A homeless drug addict, Dean Lyons, was questioned and remanded in custody, charged with murder.
Mr Rabbitte told the Dáil he was questioned on video and “gave a pretty inconsequential statement” but when the video was turned off he made a confession to the two murders expressed in the kind of detail and language he would not have known “unless it had been fed to him”.
“Subsequently another man admitted to what appeared to be the same crime,” he said. “So we have two people confessing to a crime that only one could have committed.”
Labour claims it has never been made clear why a prosecution was not taken against Mark Nash who is currently in Arbour Hill prison for the murder of Roscommon couple Carl and Catherine Doyle.

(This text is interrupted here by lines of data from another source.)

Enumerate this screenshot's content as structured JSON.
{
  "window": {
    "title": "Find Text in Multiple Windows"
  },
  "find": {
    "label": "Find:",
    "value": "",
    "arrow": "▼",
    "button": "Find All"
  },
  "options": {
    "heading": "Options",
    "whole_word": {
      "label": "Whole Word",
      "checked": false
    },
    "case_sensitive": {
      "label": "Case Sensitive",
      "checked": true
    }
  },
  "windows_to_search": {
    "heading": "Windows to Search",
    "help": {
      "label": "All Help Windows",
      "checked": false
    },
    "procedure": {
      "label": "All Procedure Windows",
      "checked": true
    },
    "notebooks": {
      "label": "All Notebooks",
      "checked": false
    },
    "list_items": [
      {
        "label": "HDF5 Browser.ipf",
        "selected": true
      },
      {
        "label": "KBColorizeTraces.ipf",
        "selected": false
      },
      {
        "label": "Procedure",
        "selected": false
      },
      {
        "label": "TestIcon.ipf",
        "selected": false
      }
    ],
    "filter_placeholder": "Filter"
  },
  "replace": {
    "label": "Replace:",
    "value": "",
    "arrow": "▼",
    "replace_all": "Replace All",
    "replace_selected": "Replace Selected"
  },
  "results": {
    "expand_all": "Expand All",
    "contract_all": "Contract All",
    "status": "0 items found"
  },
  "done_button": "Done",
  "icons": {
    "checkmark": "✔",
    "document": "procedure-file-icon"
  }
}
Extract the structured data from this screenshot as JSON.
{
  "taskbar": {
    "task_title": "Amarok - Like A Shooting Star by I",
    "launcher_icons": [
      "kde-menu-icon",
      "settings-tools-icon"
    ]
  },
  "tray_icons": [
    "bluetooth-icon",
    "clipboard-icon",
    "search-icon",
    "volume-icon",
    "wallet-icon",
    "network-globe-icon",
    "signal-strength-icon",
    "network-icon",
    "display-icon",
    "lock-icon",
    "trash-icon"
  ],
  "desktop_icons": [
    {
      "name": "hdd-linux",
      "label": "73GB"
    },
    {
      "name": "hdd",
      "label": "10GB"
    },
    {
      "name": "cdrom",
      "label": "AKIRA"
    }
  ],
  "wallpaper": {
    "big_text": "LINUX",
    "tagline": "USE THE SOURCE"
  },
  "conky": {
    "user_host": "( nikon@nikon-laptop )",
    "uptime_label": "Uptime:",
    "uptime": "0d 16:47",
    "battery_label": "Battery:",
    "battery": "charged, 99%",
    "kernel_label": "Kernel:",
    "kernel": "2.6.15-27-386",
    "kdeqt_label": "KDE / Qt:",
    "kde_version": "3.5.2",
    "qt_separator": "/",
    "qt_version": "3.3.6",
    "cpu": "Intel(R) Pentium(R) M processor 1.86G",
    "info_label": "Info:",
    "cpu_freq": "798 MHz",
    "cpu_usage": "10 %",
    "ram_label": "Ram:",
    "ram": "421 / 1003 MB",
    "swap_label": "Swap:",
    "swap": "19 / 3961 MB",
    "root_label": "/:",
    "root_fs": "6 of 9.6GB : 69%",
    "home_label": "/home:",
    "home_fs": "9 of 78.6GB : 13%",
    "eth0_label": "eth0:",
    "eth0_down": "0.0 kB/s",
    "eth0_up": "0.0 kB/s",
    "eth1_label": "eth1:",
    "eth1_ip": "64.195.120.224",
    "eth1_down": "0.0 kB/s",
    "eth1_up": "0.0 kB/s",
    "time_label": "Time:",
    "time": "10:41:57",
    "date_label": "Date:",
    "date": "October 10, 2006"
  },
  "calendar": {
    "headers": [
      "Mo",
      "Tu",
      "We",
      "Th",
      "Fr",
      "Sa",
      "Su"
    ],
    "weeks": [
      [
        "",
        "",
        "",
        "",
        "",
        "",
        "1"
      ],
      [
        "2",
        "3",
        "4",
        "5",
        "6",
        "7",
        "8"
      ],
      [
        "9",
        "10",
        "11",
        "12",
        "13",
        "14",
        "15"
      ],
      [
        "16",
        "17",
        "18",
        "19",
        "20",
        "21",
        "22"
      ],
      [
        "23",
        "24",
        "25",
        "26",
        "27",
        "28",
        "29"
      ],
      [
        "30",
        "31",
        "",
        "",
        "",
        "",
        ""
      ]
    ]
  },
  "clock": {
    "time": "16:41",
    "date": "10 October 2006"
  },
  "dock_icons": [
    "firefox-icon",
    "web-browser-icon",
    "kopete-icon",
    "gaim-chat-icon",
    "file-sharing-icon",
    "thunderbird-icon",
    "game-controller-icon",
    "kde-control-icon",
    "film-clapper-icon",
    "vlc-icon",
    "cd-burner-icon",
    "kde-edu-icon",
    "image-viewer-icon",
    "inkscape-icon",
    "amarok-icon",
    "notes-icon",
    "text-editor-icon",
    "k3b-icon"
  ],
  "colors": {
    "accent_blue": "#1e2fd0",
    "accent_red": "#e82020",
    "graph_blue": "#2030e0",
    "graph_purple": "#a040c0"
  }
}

Mr Lyons was later released and the charged dropped. But Mr Rabbitte said it was not satisfactory that seven years on nobody had been charged, describing it as a “shameful” way to treat the families involved.
“The fear is in the public domain,” he said. “That a suspect was readied up for a terrible crime that he didn’t commit.”
Taoiseach Bertie Ahern said he believed an investigation had not been ordered because the case was still open with gardaí but promised to discuss the matter with Justice Minister Michael McDowell.
Mr Rabbitte said the internal Garda inquiry had never been made public and asked whether, by leaving the case open, the intention was that an inquiry could never be launched.
He said he was not asking for a public inquiry but a speedy, efficient investigation into a matter of profound public interest.
“There are 750 civil actions extant against the gardaí,” he said. “I think there is a lot of public disquiet about the case.”